It's that kind of mentality I feel that the Manassas High School football team and their long-suffering coach, Bill Courtney occupied for a long, long time, as the school's team, which existed for 110 years, never won a playoff game and have become the devastating team that you look on the schedule and cite as an easy win if you play them. The school is located in Manassas, Virginia, and is grossly underfunded, along with possessing an athletic program unfit for even a third-rate school. The kids need to get by with what they have, and that's not much. Coming from a prestigious and often highly-regarded public high school, I look on with great sympathy and possess deep gratefulness in what I was born into.
Undefeated primarily focuses on Manassas High School football team's 2009 year, where they plan to turn things around for the better (not like they could get any worse). They figure that since they're at rock bottom, they can only go up from there, and Bill Courtney plans to turn the team around, putting heavy emphasis on character and frequently telling them, "character is not how you handle successes, because anyone can bask in the glory of a win, but how you handle failures," and that is a bold and admirable message for an unpaid coach to tell his players. He believes in them, even when their previous record was 0-10. You won't find too many high school coaches who take the game as seriously as Courtney, or are prepared to give them advice they can use off the field or when they hang up their jerseys and helmets to pursue other things.
Courtney explains that the school is so underfunded athletically that they considered taking part in "pay games," which involves the team traveling miles across the state to face a team they have no chance in beating and accepting a $3,000 - $4,000 in exchange for brutal humiliation. When your only option to get money is to belittle your self-esteem, you really need help in some way, shape, or form. He even goes on to say that the reputation the football team gets is so putrid, ugly, and dehumanizing that athletes that come to Manassas High from eight grade don't even consider playing for the team. Can you blame them? Yet not only are they out of an extra-curricular activity in their high school career, they're almost completely out of a future career with football.
Thankfully, Courtney has a reliable lineup, involving O.C. Brown, a senior whose passion is more suited for the field than the classroom, the quick and dependable Montrail "Money" Brown, and a man by the name of Chavis Daniels, who is the team goon, often causing trouble and possessing a very suspicious anger problem. Courtney accepts the challenge with no regret at all, and often connects personally with many of his players. There's a touching scene in the latter half when O.C. and Courtney are traveling somewhere in a car together when O.C. tells the coach that he is attracted to another girl. As a result, Courtney hands over a small bottle of cologne telling him to use it conservatively and he will get all the ladies he wants.
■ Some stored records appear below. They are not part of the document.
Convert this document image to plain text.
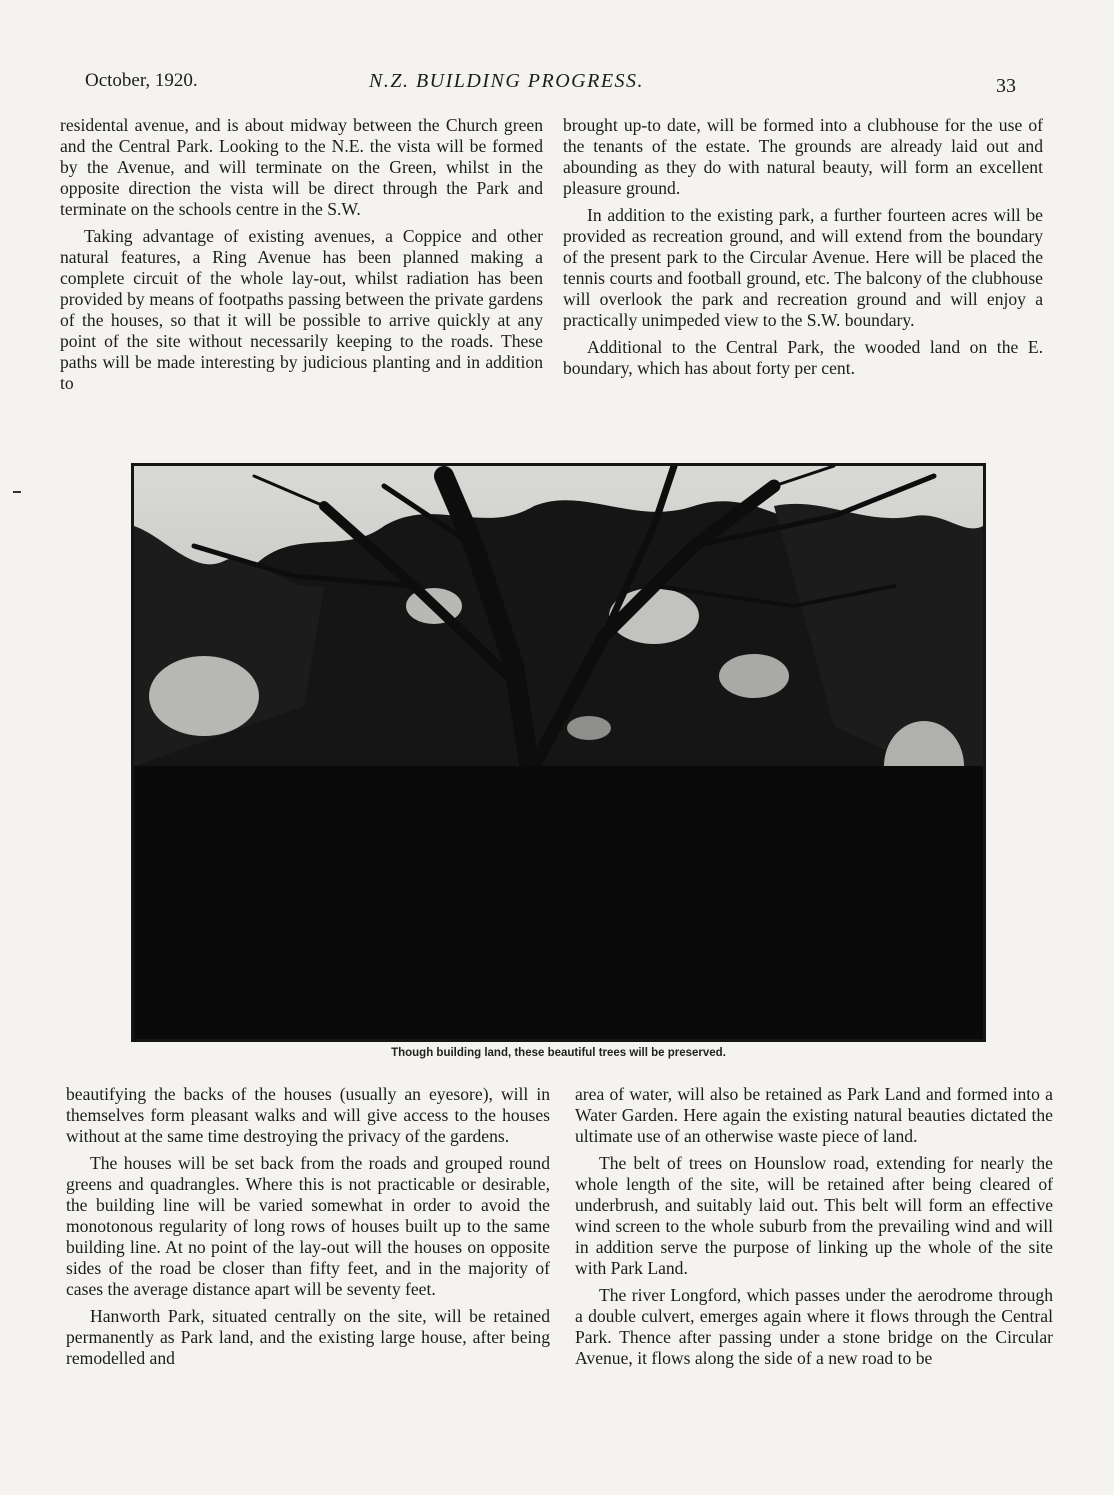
October, 1920.	N.Z. BUILDING PROGRESS.	33

residental avenue, and is about midway between the Church green and the Central Park. Looking to the N.E. the vista will be formed by the Avenue, and will terminate on the Green, whilst in the opposite direction the vista will be direct through the Park and terminate on the schools centre in the S.W.

Taking advantage of existing avenues, a Coppice and other natural features, a Ring Avenue has been planned making a complete circuit of the whole lay-out, whilst radiation has been provided by means of footpaths passing between the private gardens of the houses, so that it will be possible to arrive quickly at any point of the site without necessarily keeping to the roads. These paths will be made interesting by judicious planting and in addition to

brought up-to date, will be formed into a clubhouse for the use of the tenants of the estate. The grounds are already laid out and abounding as they do with natural beauty, will form an excellent pleasure ground.

In addition to the existing park, a further fourteen acres will be provided as recreation ground, and will extend from the boundary of the present park to the Circular Avenue. Here will be placed the tennis courts and football ground, etc. The balcony of the clubhouse will overlook the park and recreation ground and will enjoy a practically unimpeded view to the S.W. boundary.

Additional to the Central Park, the wooded land on the E. boundary, which has about forty per cent.

Though building land, these beautiful trees will be preserved.

beautifying the backs of the houses (usually an eyesore), will in themselves form pleasant walks and will give access to the houses without at the same time destroying the privacy of the gardens.

The houses will be set back from the roads and grouped round greens and quadrangles. Where this is not practicable or desirable, the building line will be varied somewhat in order to avoid the monotonous regularity of long rows of houses built up to the same building line. At no point of the lay-out will the houses on opposite sides of the road be closer than fifty feet, and in the majority of cases the average distance apart will be seventy feet.

Hanworth Park, situated centrally on the site, will be retained permanently as Park land, and the existing large house, after being remodelled and

area of water, will also be retained as Park Land and formed into a Water Garden. Here again the existing natural beauties dictated the ultimate use of an otherwise waste piece of land.

The belt of trees on Hounslow road, extending for nearly the whole length of the site, will be retained after being cleared of underbrush, and suitably laid out. This belt will form an effective wind screen to the whole suburb from the prevailing wind and will in addition serve the purpose of linking up the whole of the site with Park Land.

The river Longford, which passes under the aerodrome through a double culvert, emerges again where it flows through the Central Park. Thence after passing under a stone bridge on the Circular Avenue, it flows along the side of a new road to be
The warm, innocuous, yet comforting feeling of bonding goes right to the viewer's heart in just a wonderful scene.
The film chronicles the 2009 season, showing modest beginnings, but a wonderfully unbelievable conclusion with opportunities soaring for the team, players, and school. We also see how the players not only adapt to the new opportunities, but also the inevitable ones, like college approaching their line of vision and high school entering their rear-view mirror. Courtney devastatingly explains that once the football season ends, some kids recognize that they have a 2.0 grade point average, a 14 on their ACT, and no scholarship, resulting in almost nowhere to go. It's a depressing state of affairs, especially for kids who have no other experience other than the kind they obtained on the field.
Undefeated is a nicely made documentary that had the honor of beating Paradise Lost 3: Purgatory at the 2012 Oscars for Best Documentary Feature. The film will without a doubt will strike an emotional chord for some audiences, yet despite being a true story, there's something about hearing the perfunctory tale of a coach turning a ragtag bunch of half-wits into a winning team, real or not, that feels sort of artificial. Yet there is a divine humanity in this story that isn't ignored, and the result, in the long run, was a long-overdue one Manassas will cherish for another 110 years. It's light years more efficient than a cliché-ridden tale like Rudy, I suppose.
NOTE: Undefeated will see a DVD/Blu-Ray release on February 19, 2013, but is currently on several video on demand outlets and on DirecTV's Pay-Per View feature.
Starring: Bill Courtney, O.C. Brown, Montrail "Money" Brown, and Chavis Daniels. Directed by: Daniel Lindsay and T.J. Martin.